この全集でラトルは、デル・マー校訂によるベーレンライター版をベースとしながらも、独自の楽譜の読みを加えたオリジナルな音楽作りを行いつつ、演奏スタイルとしては、伝統あるウィーン・フィルにピリオド奏法を徹底させている。美しいビブラートを信条とするウィーン・フィルにノン・ビブラートのピリオド奏法を求めているのである。


しかしそこから生まれる響きは、ギリギリの緊張感に満ちていて素晴らしいものだ。響きは重厚ではないが溌剌としている。音色は適度に艶っぽく、コクがある。甘すぎない。天下のウィーンフィルがピリオド奏法という普段しない奏法をしながらも、ウィーン・フィルウィーン・フィルであることを一時もやめない。絞り出されるように美しい音が出てくる。両者のプライドのぶつかり合いと緊張感がひしひしと感じられる。

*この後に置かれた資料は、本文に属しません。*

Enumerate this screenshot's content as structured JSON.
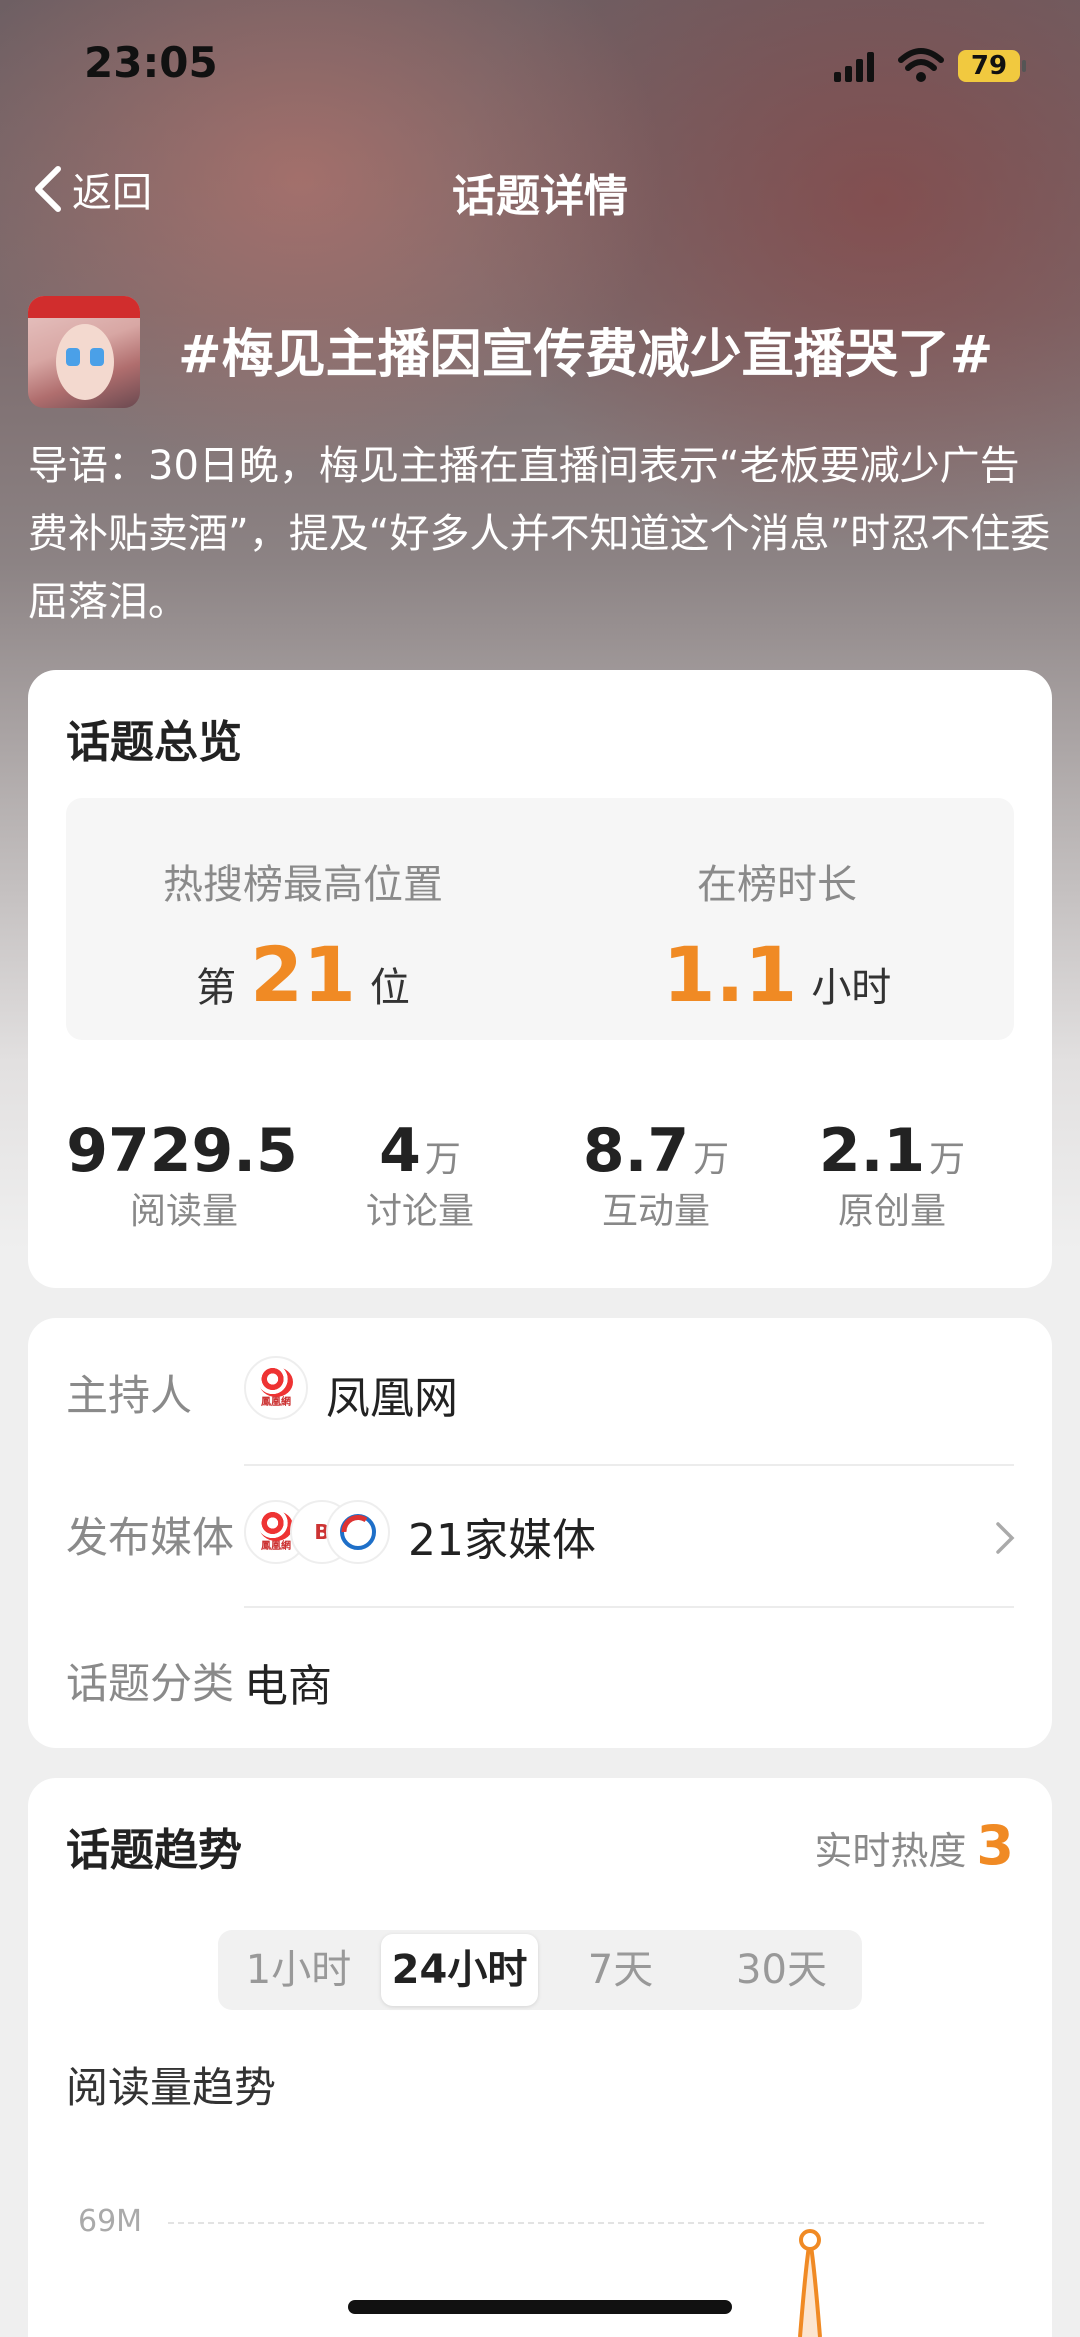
{
  "status_bar": {
    "time": "23:05",
    "battery": "79"
  },
  "nav": {
    "back_label": "返回",
    "title": "话题详情"
  },
  "topic": {
    "title": "#梅见主播因宣传费减少直播哭了#",
    "intro": "导语：30日晚，梅见主播在直播间表示“老板要减少广告费补贴卖酒”，提及“好多人并不知道这个消息”时忍不住委屈落泪。"
  },
  "overview": {
    "title": "话题总览",
    "rank_label": "热搜榜最高位置",
    "rank_prefix": "第",
    "rank_value": "21",
    "rank_suffix": "位",
    "duration_label": "在榜时长",
    "duration_value": "1.1",
    "duration_unit": "小时",
    "stats": [
      {
        "value": "9729.5",
        "unit": "",
        "label": "阅读量"
      },
      {
        "value": "4",
        "unit": "万",
        "label": "讨论量"
      },
      {
        "value": "8.7",
        "unit": "万",
        "label": "互动量"
      },
      {
        "value": "2.1",
        "unit": "万",
        "label": "原创量"
      }
    ]
  },
  "info": {
    "host_label": "主持人",
    "host_value": "凤凰网",
    "media_label": "发布媒体",
    "media_value": "21家媒体",
    "category_label": "话题分类",
    "category_value": "电商"
  },
  "trend": {
    "title": "话题趋势",
    "realtime_label": "实时热度",
    "realtime_value": "3",
    "ranges": [
      "1小时",
      "24小时",
      "7天",
      "30天"
    ],
    "active_range": "24小时",
    "chart_title": "阅读量趋势",
    "y_tick": "69M"
  },
  "colors": {
    "accent": "#f08a24",
    "battery": "#f1c93f"
  }
}
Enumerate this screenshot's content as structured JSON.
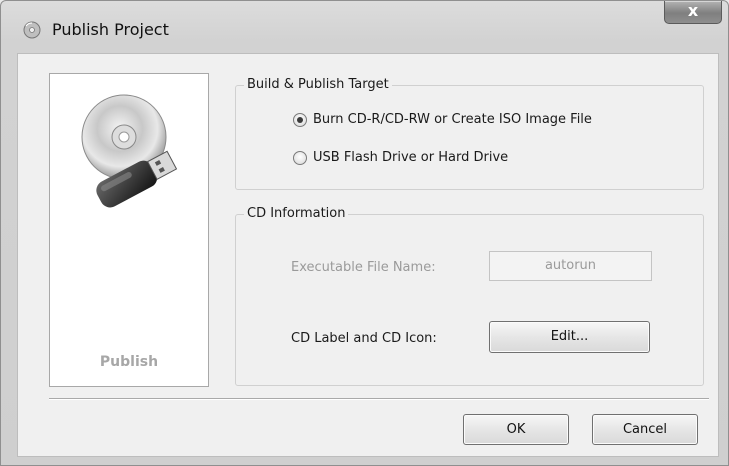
{
  "window": {
    "title": "Publish Project",
    "close_glyph": "x"
  },
  "side_panel": {
    "label": "Publish",
    "art_icon": "cd-usb-drive-icon"
  },
  "build_target": {
    "legend": "Build & Publish Target",
    "options": [
      {
        "label": "Burn CD-R/CD-RW or Create ISO Image File",
        "checked": true
      },
      {
        "label": "USB Flash Drive or Hard Drive",
        "checked": false
      }
    ]
  },
  "cd_info": {
    "legend": "CD Information",
    "exe_label": "Executable File Name:",
    "exe_value": "autorun",
    "label_icon_label": "CD Label and CD Icon:",
    "edit_button": "Edit..."
  },
  "footer": {
    "ok": "OK",
    "cancel": "Cancel"
  }
}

全体的には偶数番号の演奏が良いように思えるが、3番『英雄』もすぐれている。3番はすこしも「英雄」的でなく、敵陣で先頭を切る「前衛」のようである。5番での暴れっぷりも聴き逃せない。


特に私は6番『田園』が傑出していると思った。こんなにはげしく攻め立てる、安らぎのない『田園』は他にない。攻撃的な小動物のようだ。


7番、9番についても、フィナーレはやりたい放題で、楽聖ベートーヴェンの誇り高い音楽を、喧騒と狂乱と暴走のフィナーレとして、まったく悪びれるところもなく演じている。


その他の曲もいたるところに「!」という驚きと発見がある。独自ではあるが確信に満ちた解釈。意欲とアイディアに富んだ表現。テンポ設定へのマニアックなこだわり。前に前に向かう攻撃的な姿勢。鋭いアタック。とても刺激的である。


賛否のあった全集ではあるが、私は「賛成」の立場で、聴くたびに新たな発見があり、よく聴いている。先日も通勤時に何日かかけて9曲全曲聴き通すという、「通勤チクルス」をやったところだ。